= 60th Corps (China) =

The 60th Corps was a military formation of the People's Liberation Army. During the Korean War it formed part of the CPV/PLA III Army Group.

When initially formed in February 1949, it likely consisted of the 178th Division (1st Formation) (People's Republic of China), 179th Division, and 180th Division.

In Korea the 60th Corps comprised the 179th Division, 180th, and 181st Divisions.

During what the Chinese call the 5th campaign (May, 1950), the CPV suffered its largest loss: the 180th Division was totally destroyed. Roughly 3,000 men escaped earlier (including the division commander and other high-ranking officers), but the majority of the division were killed or captured. During the final days of the 5th campaign, the main body of the 180th Division was encircled during a United States Army counterattack, and after days of hard fighting, the division fragmented, and regiments fled in all directions. Soldiers either desert or are abandoned by their officers during failed attempts to wage guerilla warfare without support from locals. Finally, out of ammunition and food, some five thousand soldiers are captured, including the Division Commissar Pei Shan. The division commander and other officers who escaped were subsequently investigated and demoted back in China.

During its deployment in Korea from 1952 the 33rd Division was attached to 12th Corps, then the 60th Corps, taking part in the 1953 Summer Offensive.

The army left Korea in October 1953.

The army was active in the Nanjing Military Region until disbanded in late 1985.

From 1954 to 1960, the corps was composed of:
- 179th Division
- 180th Division
- 181st Division
- 167th Artillery Regiment
- 85th Anti-Aircraft Artillery Regiment

In April 1960, the corps was renamed as 60th Army Corps().

In 1961, the 180th Army Division detached from the army to the 5th Institution, Ministry of Defense's control.

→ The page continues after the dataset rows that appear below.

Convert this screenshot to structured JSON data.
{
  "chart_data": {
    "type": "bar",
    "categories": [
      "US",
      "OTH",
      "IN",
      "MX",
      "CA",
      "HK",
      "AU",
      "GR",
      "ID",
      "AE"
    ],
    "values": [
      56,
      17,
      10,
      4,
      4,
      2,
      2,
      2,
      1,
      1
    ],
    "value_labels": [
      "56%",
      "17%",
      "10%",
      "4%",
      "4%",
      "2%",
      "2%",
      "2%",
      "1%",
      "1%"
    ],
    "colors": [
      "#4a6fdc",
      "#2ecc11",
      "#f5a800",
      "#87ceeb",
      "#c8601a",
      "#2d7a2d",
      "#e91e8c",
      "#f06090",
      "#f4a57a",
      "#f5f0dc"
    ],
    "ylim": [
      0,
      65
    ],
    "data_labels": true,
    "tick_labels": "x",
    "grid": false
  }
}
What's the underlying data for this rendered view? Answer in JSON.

In 1962 the division returned to the army corps' control and was disbanded in late 1964.

From then the division was composed of:
- 179th Army Division
- 181st Army Division
- 167th Artillery Regiment
- 85th Anti-Aircraft Artillery Regiment

In July 1967, the 178th Army Division was activated and attached to the corps.

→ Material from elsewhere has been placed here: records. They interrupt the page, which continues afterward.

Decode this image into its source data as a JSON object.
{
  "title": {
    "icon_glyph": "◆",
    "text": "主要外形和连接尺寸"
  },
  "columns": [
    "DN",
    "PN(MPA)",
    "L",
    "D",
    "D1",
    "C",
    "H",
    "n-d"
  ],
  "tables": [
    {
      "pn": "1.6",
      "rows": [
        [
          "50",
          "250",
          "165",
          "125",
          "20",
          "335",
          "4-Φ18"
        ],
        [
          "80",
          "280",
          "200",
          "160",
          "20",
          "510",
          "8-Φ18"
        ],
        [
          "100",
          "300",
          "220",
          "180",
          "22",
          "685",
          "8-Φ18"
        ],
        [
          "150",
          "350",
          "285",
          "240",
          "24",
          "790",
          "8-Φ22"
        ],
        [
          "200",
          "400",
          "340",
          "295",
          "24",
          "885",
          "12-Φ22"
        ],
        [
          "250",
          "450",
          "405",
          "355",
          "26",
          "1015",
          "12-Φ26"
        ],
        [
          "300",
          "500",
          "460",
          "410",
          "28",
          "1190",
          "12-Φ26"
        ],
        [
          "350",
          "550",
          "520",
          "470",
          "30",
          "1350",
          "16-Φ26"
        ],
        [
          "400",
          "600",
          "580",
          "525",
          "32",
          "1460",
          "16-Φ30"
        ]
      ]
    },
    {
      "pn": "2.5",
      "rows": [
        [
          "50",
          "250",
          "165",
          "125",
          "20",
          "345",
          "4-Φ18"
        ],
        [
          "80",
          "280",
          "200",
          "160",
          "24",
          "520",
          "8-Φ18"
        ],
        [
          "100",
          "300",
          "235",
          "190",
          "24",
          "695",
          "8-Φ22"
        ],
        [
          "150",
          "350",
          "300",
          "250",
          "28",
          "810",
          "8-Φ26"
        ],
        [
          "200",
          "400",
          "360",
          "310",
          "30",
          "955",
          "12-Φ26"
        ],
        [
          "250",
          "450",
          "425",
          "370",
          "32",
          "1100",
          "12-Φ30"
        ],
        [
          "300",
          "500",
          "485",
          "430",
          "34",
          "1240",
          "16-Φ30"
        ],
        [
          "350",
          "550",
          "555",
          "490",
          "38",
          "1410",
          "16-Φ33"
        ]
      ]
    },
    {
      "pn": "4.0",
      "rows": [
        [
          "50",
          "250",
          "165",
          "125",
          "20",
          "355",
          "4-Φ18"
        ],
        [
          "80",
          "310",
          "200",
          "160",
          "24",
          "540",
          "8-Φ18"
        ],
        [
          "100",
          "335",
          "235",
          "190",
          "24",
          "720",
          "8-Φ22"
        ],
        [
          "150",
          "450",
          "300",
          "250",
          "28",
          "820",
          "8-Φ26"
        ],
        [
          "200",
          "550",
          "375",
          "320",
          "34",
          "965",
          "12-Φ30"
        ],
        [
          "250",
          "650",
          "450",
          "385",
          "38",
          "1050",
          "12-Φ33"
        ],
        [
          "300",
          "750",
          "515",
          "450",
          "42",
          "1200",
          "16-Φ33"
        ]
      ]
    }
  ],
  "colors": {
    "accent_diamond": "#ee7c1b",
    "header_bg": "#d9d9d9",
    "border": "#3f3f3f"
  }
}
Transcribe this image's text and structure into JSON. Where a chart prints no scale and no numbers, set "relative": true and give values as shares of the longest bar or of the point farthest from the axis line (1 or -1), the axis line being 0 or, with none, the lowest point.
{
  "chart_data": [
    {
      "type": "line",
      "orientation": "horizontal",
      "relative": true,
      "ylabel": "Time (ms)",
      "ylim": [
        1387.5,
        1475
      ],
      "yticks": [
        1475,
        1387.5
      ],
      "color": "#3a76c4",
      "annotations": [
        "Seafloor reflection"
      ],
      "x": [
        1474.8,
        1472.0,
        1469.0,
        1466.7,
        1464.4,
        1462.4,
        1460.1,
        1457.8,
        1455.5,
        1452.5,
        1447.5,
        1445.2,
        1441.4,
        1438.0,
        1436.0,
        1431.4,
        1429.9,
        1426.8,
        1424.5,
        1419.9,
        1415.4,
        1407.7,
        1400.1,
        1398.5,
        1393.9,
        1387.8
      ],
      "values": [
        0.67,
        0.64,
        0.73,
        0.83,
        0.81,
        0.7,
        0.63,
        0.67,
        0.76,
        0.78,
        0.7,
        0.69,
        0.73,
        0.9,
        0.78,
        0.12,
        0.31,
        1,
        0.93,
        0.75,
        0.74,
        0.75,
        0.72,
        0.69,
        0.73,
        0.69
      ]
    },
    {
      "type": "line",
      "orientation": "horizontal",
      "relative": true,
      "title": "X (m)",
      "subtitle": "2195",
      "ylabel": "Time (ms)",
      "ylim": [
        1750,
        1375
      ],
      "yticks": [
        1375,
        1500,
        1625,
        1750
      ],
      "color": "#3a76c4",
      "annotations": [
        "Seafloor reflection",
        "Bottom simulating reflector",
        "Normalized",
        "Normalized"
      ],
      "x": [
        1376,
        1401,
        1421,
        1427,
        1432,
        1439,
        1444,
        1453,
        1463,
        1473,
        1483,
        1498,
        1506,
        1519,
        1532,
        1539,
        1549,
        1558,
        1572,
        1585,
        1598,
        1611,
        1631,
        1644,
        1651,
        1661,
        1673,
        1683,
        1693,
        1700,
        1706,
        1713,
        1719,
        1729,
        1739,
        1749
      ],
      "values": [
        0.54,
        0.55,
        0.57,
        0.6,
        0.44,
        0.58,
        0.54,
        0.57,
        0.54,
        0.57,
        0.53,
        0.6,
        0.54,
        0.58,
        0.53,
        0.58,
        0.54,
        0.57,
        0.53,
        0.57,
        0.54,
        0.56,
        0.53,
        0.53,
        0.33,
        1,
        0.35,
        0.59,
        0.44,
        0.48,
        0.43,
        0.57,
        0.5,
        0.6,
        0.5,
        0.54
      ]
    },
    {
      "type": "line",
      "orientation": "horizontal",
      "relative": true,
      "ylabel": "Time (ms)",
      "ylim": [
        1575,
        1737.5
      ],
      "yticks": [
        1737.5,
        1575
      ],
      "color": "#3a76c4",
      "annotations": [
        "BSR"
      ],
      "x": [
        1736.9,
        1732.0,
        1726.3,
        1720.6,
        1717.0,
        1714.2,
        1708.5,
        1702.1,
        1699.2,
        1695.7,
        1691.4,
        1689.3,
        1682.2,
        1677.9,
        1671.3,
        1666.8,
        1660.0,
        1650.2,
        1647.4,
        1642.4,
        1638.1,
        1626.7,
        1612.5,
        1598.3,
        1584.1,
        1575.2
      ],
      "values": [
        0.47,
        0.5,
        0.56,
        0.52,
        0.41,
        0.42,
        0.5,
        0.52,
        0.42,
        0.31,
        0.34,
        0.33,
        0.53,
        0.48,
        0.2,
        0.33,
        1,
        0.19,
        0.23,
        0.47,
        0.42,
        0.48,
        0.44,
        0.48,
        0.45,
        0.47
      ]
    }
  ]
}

In 1969, designation numbers were dropped from artillery units, and the 181st Army Division was redesignated as the 180th Army Division. By then the corps was composed of:
- 178th Army Division
- 179th Army Division
- 180th Army Division
- Artillery Regiment
- Anti-Aircraft Artillery Regiment

In 1970, 73rd Army Division was attached to the corps.

In May 1976, 38th Tank Regiment, 10th Tank Division attached to the army corps and reconstituted as Tank Regiment, 60th Army Corps.

In December 1978, the 73rd Army Division was disbanded.

In 1983, the 10th Tank Division and the 66th Anti-Aircraft Artillery Division were attached to the army corps.

In September 1985, the army corps was disbanded:
- 178th Army Division was disbanded; Headquarters, 178th Army Division was converted to Headquarters, Artillery Brigade of 1st Army.
- 179th Army Division was transferred to 12th Army's control.
- 180th Army Division was transferred to 1st Army's control and redesignated as the 181st Infantry Division.
- 10th Tank Division was transferred to 1st Army's control.
- 66th Anti-Aircraft Artillery Division was transferred to 1st Army's control and reconstituted as the Anti-Aircraft Artillery Brigade, 1st Army.
- Tank Regiment, 60th Army Corps was transferred to the 10th Tank Division as the 38th Tank Regiment again.
- Artillery Regiment and Anti-Aircraft Regiment, 60th Army Corps were disbanded.